While many factors may contribute to these wide variations in health, among the most important was, until recently, one of the least studied — the sex chromosomes. Turns out, variations in genes carried on the X and Y chromosomes can profoundly affect complex health conditions including diabetes, heart disease and depression.
“It’s not that males and females have different genes that are leading to those diseases, it’s that those genes are interacting with other (social and environmental) factors in different ways,” said Lea Davis, PhD, associate professor in the Division of Genetic Medicine at Vanderbilt University Medical Center.
“Understanding how these factors differ by sex and across people of all gender identities is going to be a really important piece of the puzzle,” Davis said.
Davis and longtime colleagues Ekaterina (Katya) Khramtsova, PhD, and Barbara Stranger, PhD, are among seven authors of a paper published May 11 in the journal Cell that outlines “best practices” for evaluating the impact of both sex and gender on human health.
The three women began working together nearly a decade ago at the University of Chicago to understand how sex modifies the genetic risk for disease.
“For a long time, we felt we were working in isolation,” Davis said. “There weren’t that many other people, frankly, who were interested in looking at sex differences.”
For example, many applications of the genome-wide association study (GWAS), which rapidly scans a person’s DNA for genetic variations associated with a particular disease or drug response, have excluded the X and Y chromosomes.
While in the past it has been technically difficult to include X and Y chromosomes in these analyses, “there are many methods out there now for doing that work,” Davis said. “There’s really no excuse for not (including them) anymore.”
It is becoming clear from studies of hundreds of thousands of individuals that sex is a very complicated biological variable.
“Sex can be defined using lots of different markers, so it’s really not one thing,” Davis said. “It’s a combination of multiple biological and environmental factors that contribute to the presentation that we lump together and call sex.”
Traditionally, when a baby is born, whoever is attending the delivery assigns the child’s sex based on visual examination. “We think of that as being a binary construct — you’re either male or female,” Davis said. “But in reality, ambiguity is not uncommon.”
In some cases, a baby who appears to be female at birth may have an XY chromosome pair and will develop male attributes when puberty hits. Others may have only one X and no Y chromosome or three X chromosomes. “There’s a lot of variation out there,” Davis said.
In the past, people with aneuploidies, extra or missing chromosomes, were excluded from genetic studies.
Future studies should include not only people with sex chromosome aneuploidies and differences of sex development, but also intersex and transgender individuals, the researchers wrote. This information will be crucial to “disentangling” the chromosomal, genetic, hormonal and environmental factors that affect disease risk and treatment outcomes for everyone.
“A better understanding of basic biological differences, as well as gendered environmental differences, is key for both understanding disease and developing efficacious and safe therapies,” the researchers concluded. “Including these dimensions will improve health outcomes for all people.”
Khramtsova is a principal scientist at the Janssen Pharmaceutical Companies of Johnson & Johnson, and Stranger is associate professor of Pharmacology at Northwestern University.
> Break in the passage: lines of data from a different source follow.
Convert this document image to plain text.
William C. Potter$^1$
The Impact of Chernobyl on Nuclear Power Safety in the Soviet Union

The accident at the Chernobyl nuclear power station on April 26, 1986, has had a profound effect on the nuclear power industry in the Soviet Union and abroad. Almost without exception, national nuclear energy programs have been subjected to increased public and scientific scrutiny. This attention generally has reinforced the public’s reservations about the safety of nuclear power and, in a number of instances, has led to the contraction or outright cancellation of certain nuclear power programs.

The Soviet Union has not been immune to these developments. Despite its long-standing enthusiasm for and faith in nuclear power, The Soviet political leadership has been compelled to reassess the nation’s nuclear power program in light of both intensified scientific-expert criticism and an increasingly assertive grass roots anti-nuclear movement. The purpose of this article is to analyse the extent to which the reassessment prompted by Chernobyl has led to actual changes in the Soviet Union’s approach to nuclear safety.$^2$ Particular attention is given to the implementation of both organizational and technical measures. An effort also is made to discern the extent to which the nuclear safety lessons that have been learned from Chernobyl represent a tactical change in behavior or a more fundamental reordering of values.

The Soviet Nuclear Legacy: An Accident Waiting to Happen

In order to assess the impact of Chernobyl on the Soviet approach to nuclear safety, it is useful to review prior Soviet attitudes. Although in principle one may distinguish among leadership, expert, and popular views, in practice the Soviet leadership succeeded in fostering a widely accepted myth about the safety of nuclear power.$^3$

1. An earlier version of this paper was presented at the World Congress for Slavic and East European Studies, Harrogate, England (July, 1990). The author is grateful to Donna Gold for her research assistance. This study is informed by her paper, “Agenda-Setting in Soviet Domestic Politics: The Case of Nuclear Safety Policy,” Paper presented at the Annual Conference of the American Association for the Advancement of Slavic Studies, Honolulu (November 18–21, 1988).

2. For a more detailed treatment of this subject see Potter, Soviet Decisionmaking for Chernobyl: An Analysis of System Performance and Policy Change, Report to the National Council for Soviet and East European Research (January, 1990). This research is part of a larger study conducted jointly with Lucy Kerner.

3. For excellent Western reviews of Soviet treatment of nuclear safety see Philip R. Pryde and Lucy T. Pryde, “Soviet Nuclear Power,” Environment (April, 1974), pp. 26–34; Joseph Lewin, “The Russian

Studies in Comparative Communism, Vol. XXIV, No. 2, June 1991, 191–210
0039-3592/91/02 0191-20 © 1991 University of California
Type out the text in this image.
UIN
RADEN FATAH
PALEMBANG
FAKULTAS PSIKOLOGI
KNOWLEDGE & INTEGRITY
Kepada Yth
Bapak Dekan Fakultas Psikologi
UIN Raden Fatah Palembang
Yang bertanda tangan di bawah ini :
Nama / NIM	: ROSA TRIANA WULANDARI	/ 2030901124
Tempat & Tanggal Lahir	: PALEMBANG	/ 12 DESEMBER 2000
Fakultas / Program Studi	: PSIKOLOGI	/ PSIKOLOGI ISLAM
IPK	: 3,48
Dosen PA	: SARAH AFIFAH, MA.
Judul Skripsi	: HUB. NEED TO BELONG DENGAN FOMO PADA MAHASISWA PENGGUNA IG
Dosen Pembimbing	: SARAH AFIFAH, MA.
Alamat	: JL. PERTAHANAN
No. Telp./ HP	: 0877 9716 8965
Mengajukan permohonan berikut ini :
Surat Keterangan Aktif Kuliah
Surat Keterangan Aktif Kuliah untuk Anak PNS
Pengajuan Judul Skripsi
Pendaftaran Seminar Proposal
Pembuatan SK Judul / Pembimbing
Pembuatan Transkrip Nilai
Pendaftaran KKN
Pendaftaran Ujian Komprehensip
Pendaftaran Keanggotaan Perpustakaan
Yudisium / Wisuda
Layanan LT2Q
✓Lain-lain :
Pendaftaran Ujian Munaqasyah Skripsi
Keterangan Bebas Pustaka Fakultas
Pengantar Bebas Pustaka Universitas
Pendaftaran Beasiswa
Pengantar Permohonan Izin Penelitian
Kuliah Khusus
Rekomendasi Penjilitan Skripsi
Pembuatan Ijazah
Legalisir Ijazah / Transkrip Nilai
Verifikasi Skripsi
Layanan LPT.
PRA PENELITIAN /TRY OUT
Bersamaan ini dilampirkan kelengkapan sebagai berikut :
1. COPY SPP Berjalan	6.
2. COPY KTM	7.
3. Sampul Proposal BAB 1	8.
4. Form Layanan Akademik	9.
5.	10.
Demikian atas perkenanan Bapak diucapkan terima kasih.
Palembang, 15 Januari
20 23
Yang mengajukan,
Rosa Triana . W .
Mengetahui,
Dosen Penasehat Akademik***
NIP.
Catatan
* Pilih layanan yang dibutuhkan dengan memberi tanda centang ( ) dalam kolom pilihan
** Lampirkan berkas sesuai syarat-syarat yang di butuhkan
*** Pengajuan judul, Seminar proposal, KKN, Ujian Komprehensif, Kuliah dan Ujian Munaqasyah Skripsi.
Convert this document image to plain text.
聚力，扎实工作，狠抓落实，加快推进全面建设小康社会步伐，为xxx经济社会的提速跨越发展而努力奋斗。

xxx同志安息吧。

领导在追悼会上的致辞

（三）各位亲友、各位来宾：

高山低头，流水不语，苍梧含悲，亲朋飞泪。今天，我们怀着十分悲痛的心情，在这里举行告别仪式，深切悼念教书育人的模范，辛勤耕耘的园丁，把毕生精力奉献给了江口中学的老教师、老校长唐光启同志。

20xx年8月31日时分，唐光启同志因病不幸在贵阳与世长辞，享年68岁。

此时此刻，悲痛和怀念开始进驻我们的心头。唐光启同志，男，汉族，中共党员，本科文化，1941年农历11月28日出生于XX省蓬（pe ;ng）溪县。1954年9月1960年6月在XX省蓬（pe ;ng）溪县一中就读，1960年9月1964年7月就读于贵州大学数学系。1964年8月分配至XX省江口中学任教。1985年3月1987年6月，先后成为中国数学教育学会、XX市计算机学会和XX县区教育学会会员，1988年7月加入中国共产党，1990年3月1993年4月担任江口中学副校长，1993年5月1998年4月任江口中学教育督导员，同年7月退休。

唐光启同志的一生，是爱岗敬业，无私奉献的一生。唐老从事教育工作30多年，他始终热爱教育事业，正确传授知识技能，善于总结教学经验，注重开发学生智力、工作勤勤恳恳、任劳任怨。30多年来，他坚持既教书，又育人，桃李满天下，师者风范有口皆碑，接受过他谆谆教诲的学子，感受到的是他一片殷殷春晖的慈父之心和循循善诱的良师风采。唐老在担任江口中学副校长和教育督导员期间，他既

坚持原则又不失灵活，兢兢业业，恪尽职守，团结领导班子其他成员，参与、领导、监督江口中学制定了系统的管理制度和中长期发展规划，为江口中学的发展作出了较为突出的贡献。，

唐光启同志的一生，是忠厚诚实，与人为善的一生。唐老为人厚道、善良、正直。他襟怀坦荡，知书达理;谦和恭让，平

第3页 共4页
Other co-authors: Melissa Wilson, PhD, Arizona State University, Joanna Martin, PhD, Cardiff University, Stacey Winham, PhD, Mayo Clinic, and Karen He, PhD, Janssen.
The research was supported by a grant from the Brain & Behavior Research Foundation and by National Institutes of Health grants GM124827, CA229618, and HG011405. This content is solely the responsibility of the authors and does not necessarily represent the official views of the NIH.